Once again an algorithm is straightforward but why does it work and why is it probabilistic?

Let’s focus on negative case. We’ve calculated all of the hashes for given item
and transformed those into indices. We found out that for one of indices value
in `_bitset`

is zero. This means that all elements that were added to Bloom
Filter and all of their hashed-deduced indices never hit this spot. So this
must be a new element. Therefore we have got proof by contradiction.

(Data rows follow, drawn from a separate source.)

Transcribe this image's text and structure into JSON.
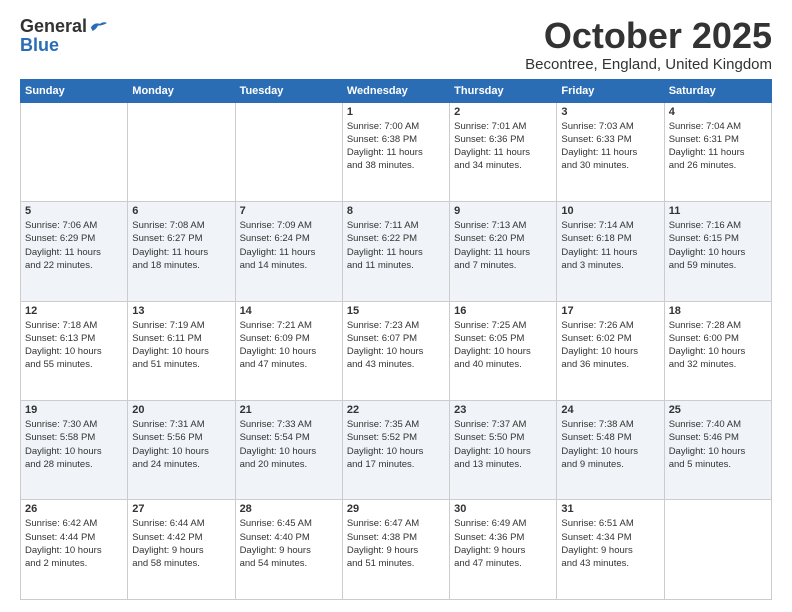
{
  "header": {
    "logo_general": "General",
    "logo_blue": "Blue",
    "month_title": "October 2025",
    "location": "Becontree, England, United Kingdom"
  },
  "days_of_week": [
    "Sunday",
    "Monday",
    "Tuesday",
    "Wednesday",
    "Thursday",
    "Friday",
    "Saturday"
  ],
  "weeks": [
    [
      {
        "day": "",
        "info": ""
      },
      {
        "day": "",
        "info": ""
      },
      {
        "day": "",
        "info": ""
      },
      {
        "day": "1",
        "info": "Sunrise: 7:00 AM\nSunset: 6:38 PM\nDaylight: 11 hours\nand 38 minutes."
      },
      {
        "day": "2",
        "info": "Sunrise: 7:01 AM\nSunset: 6:36 PM\nDaylight: 11 hours\nand 34 minutes."
      },
      {
        "day": "3",
        "info": "Sunrise: 7:03 AM\nSunset: 6:33 PM\nDaylight: 11 hours\nand 30 minutes."
      },
      {
        "day": "4",
        "info": "Sunrise: 7:04 AM\nSunset: 6:31 PM\nDaylight: 11 hours\nand 26 minutes."
      }
    ],
    [
      {
        "day": "5",
        "info": "Sunrise: 7:06 AM\nSunset: 6:29 PM\nDaylight: 11 hours\nand 22 minutes."
      },
      {
        "day": "6",
        "info": "Sunrise: 7:08 AM\nSunset: 6:27 PM\nDaylight: 11 hours\nand 18 minutes."
      },
      {
        "day": "7",
        "info": "Sunrise: 7:09 AM\nSunset: 6:24 PM\nDaylight: 11 hours\nand 14 minutes."
      },
      {
        "day": "8",
        "info": "Sunrise: 7:11 AM\nSunset: 6:22 PM\nDaylight: 11 hours\nand 11 minutes."
      },
      {
        "day": "9",
        "info": "Sunrise: 7:13 AM\nSunset: 6:20 PM\nDaylight: 11 hours\nand 7 minutes."
      },
      {
        "day": "10",
        "info": "Sunrise: 7:14 AM\nSunset: 6:18 PM\nDaylight: 11 hours\nand 3 minutes."
      },
      {
        "day": "11",
        "info": "Sunrise: 7:16 AM\nSunset: 6:15 PM\nDaylight: 10 hours\nand 59 minutes."
      }
    ],
    [
      {
        "day": "12",
        "info": "Sunrise: 7:18 AM\nSunset: 6:13 PM\nDaylight: 10 hours\nand 55 minutes."
      },
      {
        "day": "13",
        "info": "Sunrise: 7:19 AM\nSunset: 6:11 PM\nDaylight: 10 hours\nand 51 minutes."
      },
      {
        "day": "14",
        "info": "Sunrise: 7:21 AM\nSunset: 6:09 PM\nDaylight: 10 hours\nand 47 minutes."
      },
      {
        "day": "15",
        "info": "Sunrise: 7:23 AM\nSunset: 6:07 PM\nDaylight: 10 hours\nand 43 minutes."
      },
      {
        "day": "16",
        "info": "Sunrise: 7:25 AM\nSunset: 6:05 PM\nDaylight: 10 hours\nand 40 minutes."
      },
      {
        "day": "17",
        "info": "Sunrise: 7:26 AM\nSunset: 6:02 PM\nDaylight: 10 hours\nand 36 minutes."
      },
      {
        "day": "18",
        "info": "Sunrise: 7:28 AM\nSunset: 6:00 PM\nDaylight: 10 hours\nand 32 minutes."
      }
    ],
    [
      {
        "day": "19",
        "info": "Sunrise: 7:30 AM\nSunset: 5:58 PM\nDaylight: 10 hours\nand 28 minutes."
      },
      {
        "day": "20",
        "info": "Sunrise: 7:31 AM\nSunset: 5:56 PM\nDaylight: 10 hours\nand 24 minutes."
      },
      {
        "day": "21",
        "info": "Sunrise: 7:33 AM\nSunset: 5:54 PM\nDaylight: 10 hours\nand 20 minutes."
      },
      {
        "day": "22",
        "info": "Sunrise: 7:35 AM\nSunset: 5:52 PM\nDaylight: 10 hours\nand 17 minutes."
      },
      {
        "day": "23",
        "info": "Sunrise: 7:37 AM\nSunset: 5:50 PM\nDaylight: 10 hours\nand 13 minutes."
      },
      {
        "day": "24",
        "info": "Sunrise: 7:38 AM\nSunset: 5:48 PM\nDaylight: 10 hours\nand 9 minutes."
      },
      {
        "day": "25",
        "info": "Sunrise: 7:40 AM\nSunset: 5:46 PM\nDaylight: 10 hours\nand 5 minutes."
      }
    ],
    [
      {
        "day": "26",
        "info": "Sunrise: 6:42 AM\nSunset: 4:44 PM\nDaylight: 10 hours\nand 2 minutes."
      },
      {
        "day": "27",
        "info": "Sunrise: 6:44 AM\nSunset: 4:42 PM\nDaylight: 9 hours\nand 58 minutes."
      },
      {
        "day": "28",
        "info": "Sunrise: 6:45 AM\nSunset: 4:40 PM\nDaylight: 9 hours\nand 54 minutes."
      },
      {
        "day": "29",
        "info": "Sunrise: 6:47 AM\nSunset: 4:38 PM\nDaylight: 9 hours\nand 51 minutes."
      },
      {
        "day": "30",
        "info": "Sunrise: 6:49 AM\nSunset: 4:36 PM\nDaylight: 9 hours\nand 47 minutes."
      },
      {
        "day": "31",
        "info": "Sunrise: 6:51 AM\nSunset: 4:34 PM\nDaylight: 9 hours\nand 43 minutes."
      },
      {
        "day": "",
        "info": ""
      }
    ]
  ]
}
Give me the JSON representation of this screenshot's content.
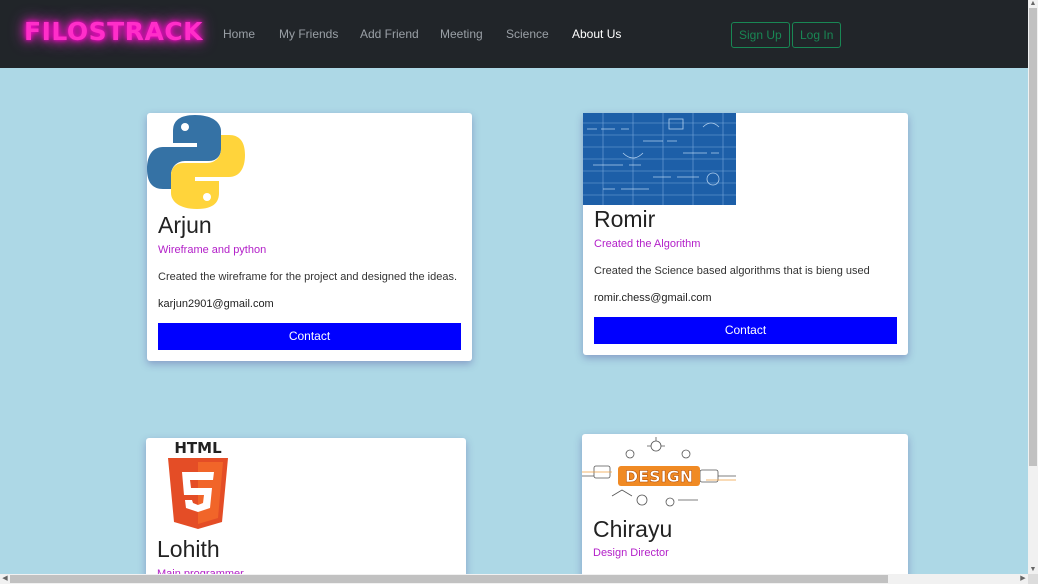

On the other hand when all values of `_bitset`

for hash-deduced indices are set
to one we still cannot say for sure that given element exists in the Bloom
Filter. Why is that? The most probable case for false-positive is when parts of
hit bits were set based on `item_n`

and the rest of the bits were set based on
`item_m`

. Still all required bits are ones but we cannot say that those bits
were activated by single object.

## Maths

At this point we know why the answer is probabilistic but it’s not merely
enough. I’d like to know what is the probability of false positive and how it
is related with `_bitset`

size. Let’s find out.

False positive in this context means that `ProbablyContains(x) == true`

and `x`

is not contained in the search set which is equivalent to the fact that at
least one bit checked for `x`

wasn’t set to one by `x`

.
Using assumption about uniform distribution of hash functions and independence
of hash function we can determine probability of described event

$$ P(A) = \left( 1 - \frac{1}{m} \right)^{k}$$

Where `A`

is an event of that particular bit is not set to one by any of `k`

hash functions and `m`

is size of `_bitset`

. Once again, by independence, event
`B`

which is the same as `A`

but after `n`

inserts can be expressed as

$$ P(B) = \left( 1 - \frac{1}{m} \right)^{k \cdot n} $$

Finally we can write approximation for a probability of false positives

$$ P(FP) = \left( 1 - \left( 1 - \frac{1}{m} \right)^{m \cdot \frac{k \cdot n}{m}} \right)^{k} \approx \left( 1 - e^{-\frac{k \cdot n}{m}} \right)^{k} $$

The above approximation says that the probability of false positives

- decreases with growth of
`_bitset`

size - increases with number of insertions
- decreases with number of hash functions, but requires more computations

The probability function for false positives can be perceived as functions of
**k** (number of hash functions) assuming that **m** and **n** are given
constants. In this case we can easily calculate optimal number of hash
functions by minimizing false positives function. It’s a
differentiable function so we can use standard methods from calculus.
The number of hash functions that minimizes false positives is

$$ k_{opt} = \frac{m}{n} \ln 2 $$

That’s cool! We can a priori choose number of hash functions by estimating
`_bitset`

size and number of insertions.

## Summary

There are many variations of Bloom filters including ones with deletion capibilities but the most fascinating to me was the original idea. Very clever usage of properties of hash functions to significantly reducees memory usage and disk reads.